Additional response transformation: “>” 当您指定type = "response"时,summary.emmGrid()尝试撤消这两个转换--也就是说,尝试将其放到Y规模上。您可以撤消链接函数,如下所示:
> confint(emm1, type = "unlink")
X response SE df asymp.LCL asymp.UCL
A 0.9 0.0949 Inf 0.533 0.986
B 0.8 0.1265 Inf 0.459 0.950
C 0.5 0.1581 Inf 0.225 0.775
D 0.5 0.1581 Inf 0.225 0.775
Confidence level used: 0.95
Intervals are back-transformed from the logit scale ..。
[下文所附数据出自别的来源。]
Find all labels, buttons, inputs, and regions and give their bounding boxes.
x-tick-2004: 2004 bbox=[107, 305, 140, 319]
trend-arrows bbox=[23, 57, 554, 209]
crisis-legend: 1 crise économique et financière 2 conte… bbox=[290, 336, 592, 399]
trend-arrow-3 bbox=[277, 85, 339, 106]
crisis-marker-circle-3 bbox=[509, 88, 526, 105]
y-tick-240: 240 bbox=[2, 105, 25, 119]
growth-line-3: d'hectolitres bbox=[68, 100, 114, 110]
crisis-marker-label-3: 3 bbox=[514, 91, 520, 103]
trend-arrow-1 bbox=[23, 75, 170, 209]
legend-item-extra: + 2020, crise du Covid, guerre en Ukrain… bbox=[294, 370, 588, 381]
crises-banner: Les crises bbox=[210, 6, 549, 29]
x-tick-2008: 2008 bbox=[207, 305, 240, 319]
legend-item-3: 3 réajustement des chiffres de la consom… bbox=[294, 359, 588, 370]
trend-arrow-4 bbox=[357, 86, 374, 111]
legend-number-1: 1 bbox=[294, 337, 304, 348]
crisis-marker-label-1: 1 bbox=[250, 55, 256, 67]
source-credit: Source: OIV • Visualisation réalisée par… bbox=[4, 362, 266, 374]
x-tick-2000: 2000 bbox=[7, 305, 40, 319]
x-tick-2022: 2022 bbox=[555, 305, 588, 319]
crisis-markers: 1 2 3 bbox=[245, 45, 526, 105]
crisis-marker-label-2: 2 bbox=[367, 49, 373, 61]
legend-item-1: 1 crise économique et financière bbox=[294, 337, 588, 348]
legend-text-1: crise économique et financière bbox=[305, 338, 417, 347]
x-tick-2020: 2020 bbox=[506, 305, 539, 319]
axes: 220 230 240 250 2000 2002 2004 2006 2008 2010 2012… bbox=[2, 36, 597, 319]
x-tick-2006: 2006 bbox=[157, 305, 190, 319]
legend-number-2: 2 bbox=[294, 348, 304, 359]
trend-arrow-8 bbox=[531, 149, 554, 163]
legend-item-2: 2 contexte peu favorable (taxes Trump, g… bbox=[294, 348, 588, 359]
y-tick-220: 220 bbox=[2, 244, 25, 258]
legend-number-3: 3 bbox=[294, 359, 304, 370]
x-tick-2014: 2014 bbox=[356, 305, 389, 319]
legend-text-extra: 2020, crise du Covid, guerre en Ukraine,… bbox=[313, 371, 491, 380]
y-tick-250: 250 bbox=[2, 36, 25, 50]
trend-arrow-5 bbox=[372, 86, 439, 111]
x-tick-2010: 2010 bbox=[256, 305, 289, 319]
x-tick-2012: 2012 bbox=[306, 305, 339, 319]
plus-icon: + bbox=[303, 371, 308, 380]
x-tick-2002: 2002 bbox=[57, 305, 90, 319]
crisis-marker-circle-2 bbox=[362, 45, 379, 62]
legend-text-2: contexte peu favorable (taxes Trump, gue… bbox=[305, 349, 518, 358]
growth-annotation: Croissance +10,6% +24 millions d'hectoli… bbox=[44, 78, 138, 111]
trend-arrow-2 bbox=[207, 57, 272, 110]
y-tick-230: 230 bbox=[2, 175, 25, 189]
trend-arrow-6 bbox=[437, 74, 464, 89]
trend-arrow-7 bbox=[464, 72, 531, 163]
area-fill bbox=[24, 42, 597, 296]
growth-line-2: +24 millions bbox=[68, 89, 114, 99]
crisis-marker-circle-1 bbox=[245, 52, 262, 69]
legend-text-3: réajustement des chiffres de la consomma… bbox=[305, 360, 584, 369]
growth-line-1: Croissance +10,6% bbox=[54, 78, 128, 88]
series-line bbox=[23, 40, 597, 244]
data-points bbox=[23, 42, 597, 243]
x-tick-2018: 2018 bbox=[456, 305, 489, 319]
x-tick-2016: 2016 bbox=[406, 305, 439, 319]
或者通过删除第二个转换:
> emm1a <- update(emm1, tran2 = NULL)
> confint(emm1a, type = "response")
X response SE df asymp.LCL asymp.UCL
A 0.9 0.0949 Inf 0.533 0.986
B 0.8 0.1265 Inf 0.459 0.950
C 0.5 0.1581 Inf 0.225 0.775
D 0.5 0.1581 Inf 0.225 0.775
Confidence level used: 0.95
Intervals are back-transformed from the logit scale 在这两种情况下,这里的置信区间都是在链接标度上计算的,然后再进行反变换.您在这里看到的其他置信限是在以下步骤反转后得到的,即使用反变换结果的标准误差:
> confint(regrid(emm1, transform = "unlink"))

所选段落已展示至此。